Ich habe das Buch gern gelesen und war gespannt auf die Auflösung, hatte allerdings zwischendurch immer mal das Gefühl, dass sich die Geschichte gerade etwas zieht – vielleicht hätte manche Passage ein wenig kürzer gefasst werden können, um die Spannung noch besser aufrecht zu erhalten. Der Wechsel der Zeitebenen/Protagonisten ist ja auch nicht jedermanns Sache, wobei ich diese Erzählweise gern mag.
Alles in allem wurde ich aber gut unterhalten und kann diesen Roman besonders Lesern mit einem Faible für die erwähnten Epochen sowie die Buchkultur empfehlen.

Bewertung vom 15.11.2022
Wendy & Peter. Verloren im Nimmerwald
Thomas, Aiden

Wendy & Peter.
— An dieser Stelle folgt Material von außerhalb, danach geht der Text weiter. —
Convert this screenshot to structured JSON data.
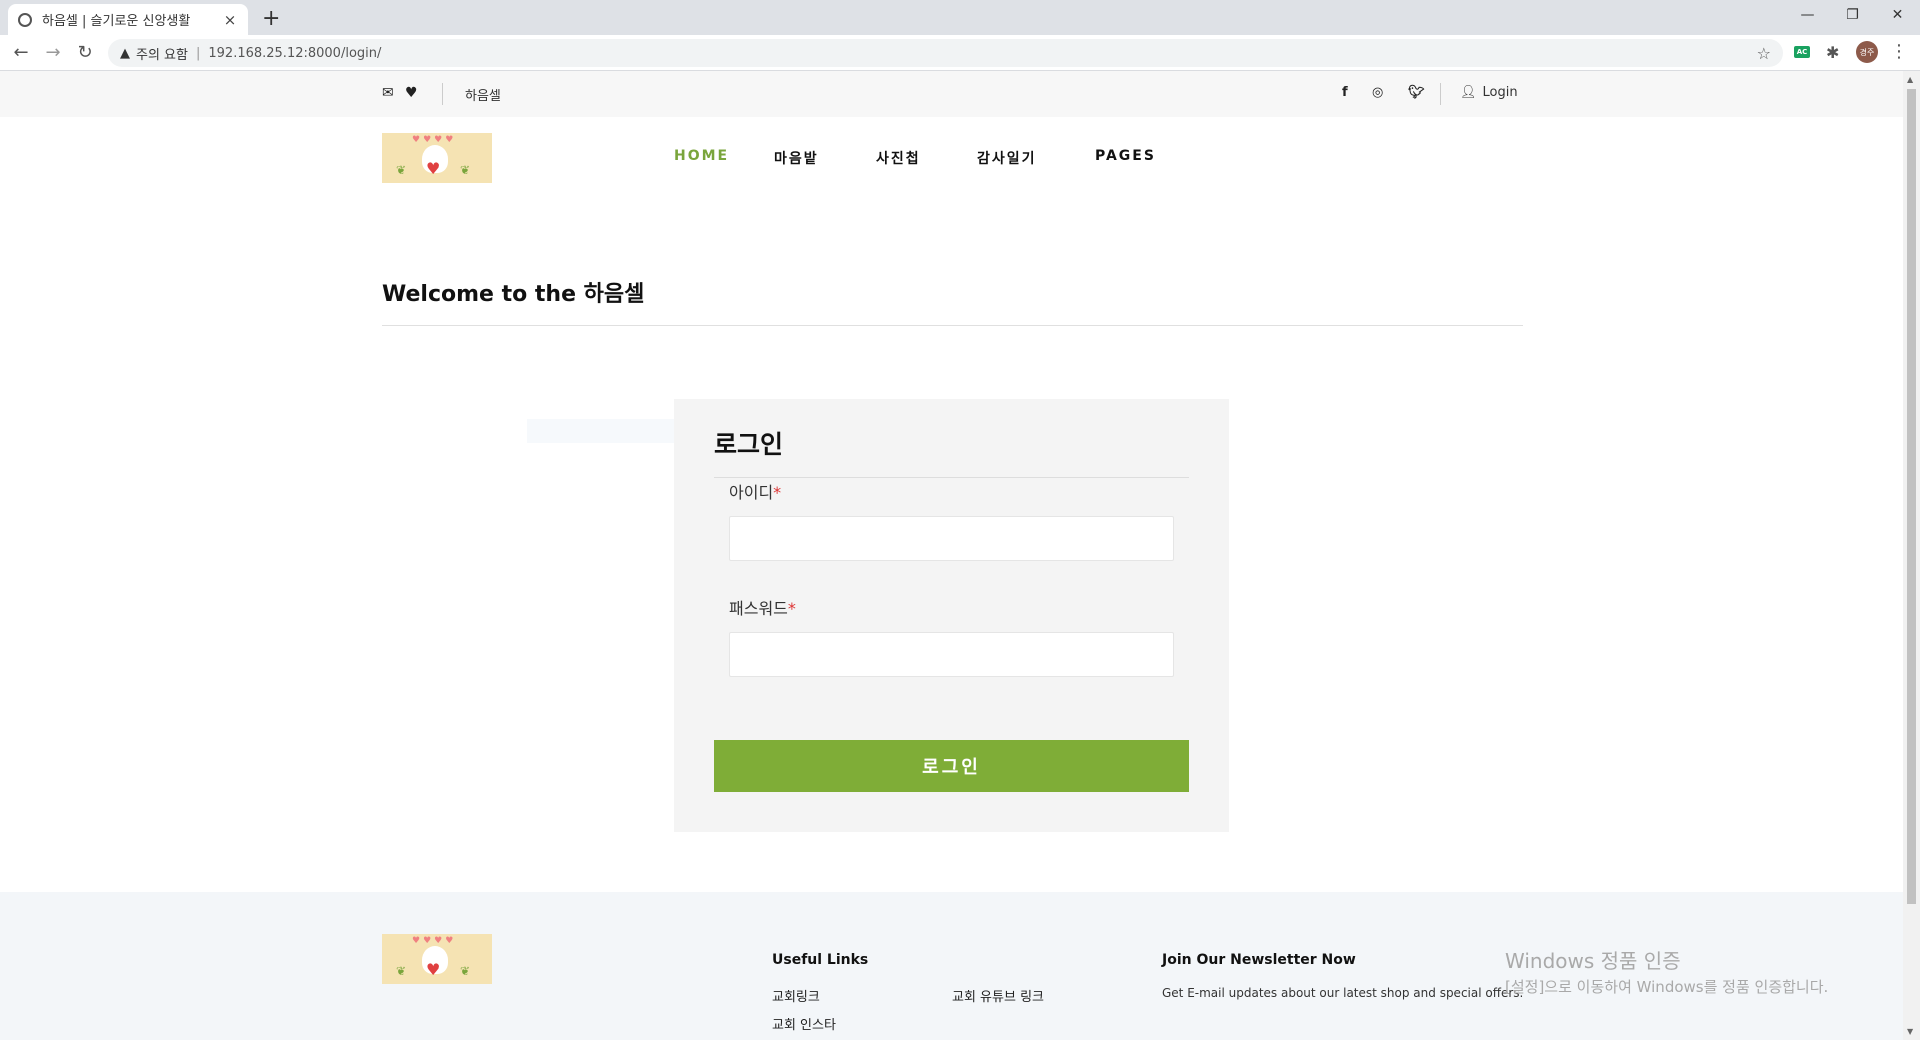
{
  "browser": {
    "tab_title": "하음셀 | 슬기로운 신앙생활",
    "tab_close": "×",
    "new_tab": "+",
    "window_controls": [
      "—",
      "❐",
      "✕"
    ],
    "back": "←",
    "forward": "→",
    "reload": "↻",
    "security_warning": "주의 요함",
    "separator": "|",
    "url": "192.168.25.12:8000/login/",
    "extension_badge": "AC",
    "profile_initials": "경주"
  },
  "topbar": {
    "site_name": "하음셀",
    "login_label": "Login"
  },
  "nav": {
    "items": [
      "HOME",
      "마음밭",
      "사진첩",
      "감사일기",
      "PAGES"
    ],
    "active": "HOME"
  },
  "page": {
    "welcome_prefix": "Welcome to the ",
    "welcome_site": "하음셀"
  },
  "login_form": {
    "title": "로그인",
    "id_label": "아이디",
    "password_label": "패스워드",
    "required_mark": "*",
    "submit_label": "로그인"
  },
  "footer": {
    "useful_links_heading": "Useful Links",
    "links": [
      "교회링크",
      "교회 유튜브 링크",
      "교회 인스타"
    ],
    "newsletter_heading": "Join Our Newsletter Now",
    "newsletter_text": "Get E-mail updates about our latest shop and special offers."
  },
  "watermark": {
    "title": "Windows 정품 인증",
    "subtitle": "[설정]으로 이동하여 Windows를 정품 인증합니다."
  },
  "colors": {
    "accent": "#7fad37",
    "login_box_bg": "#f4f4f4",
    "footer_bg": "#f3f6f9"
  }
}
Verloren im Nimmerwald


sehr gut

Moderne Version eines Klassikers

Vor fünf Jahren verschwanden Wendy Darling und ihre beiden jüngeren Brüder im Wald und nur das Mädchen kehrte zurück – allerdings ein halbes Jahr später und ohne Erinnerungen daran, was in der Zwischenzeit passiert ist. Ihre Familie ist am Verlust fast zerbrochen, Wendy plagen immer noch Schuldgefühle. Darüber hinaus zeichnet die mittlerweile achtzehnjährige Schulabgängerin in letzter Zeit unbewusst immer wieder einen geheimnisvollen Jungen – der eines Tages plötzlich vor ihrem Auto liegt.
Woher kennt er Wendy? Kann es wirklich Peter Pan aus den Geschichten sein, die ihre Mutter früher erzählte? Warum wirkt er so vertraut? Was hat er mit dem Verschwinden weiterer Kinder in der Gegenwart zu tun? Und was ist damals mit John und Michael passiert?
All diese Fragen muss Wendy klären, gerät dabei in Gefahr und muss sich den verlorenen Erinnerungen stellen.

Mit der angehenden Krankenschwester Wendy und dem rätselhaften Peter stehen zwei sympathische Figuren im Mittelpunkt. Gerade den charmanten Jungen mit seiner kindlichen Freude und Unbeschwertheit hätte man gern zum Freund. Durch einen finsteren Gegenspieler kommt jedoch auch Spannung und Dramatik ins Geschehen.
Die Geschichte orientiert sich in vielen Bereichen am alten Original, angefangen bei den Namen, über magische Besonderheiten (etwa Feenstaub oder Peters übliche Alterslosigkeit) bis zur Wegbeschreibung nach Nimmerland. Alles wird aber in ein modernes Szenario übertragen, spielt sich hauptsächlich in unserer Welt ab (Nimmerland taucht lediglich in Flashbacks und Geschichten auf) und wird durch eigene Ideen ergänzt. Besonders die Auflösung am Ende gibt der Story einen interessanten neuen Touch.

Ich habe die Geschichte gern gelesen, aber irgendwie fehlt mir noch das gewisse Etwas für die volle Punktzahl. Im Mittelteil gestaltet sich die Handlung etwas schleppend, darüber hinaus wurde das Potenzial mancher Nebencharaktere, darunter Wendys beste Freundin, nicht voll ausgeschöpft.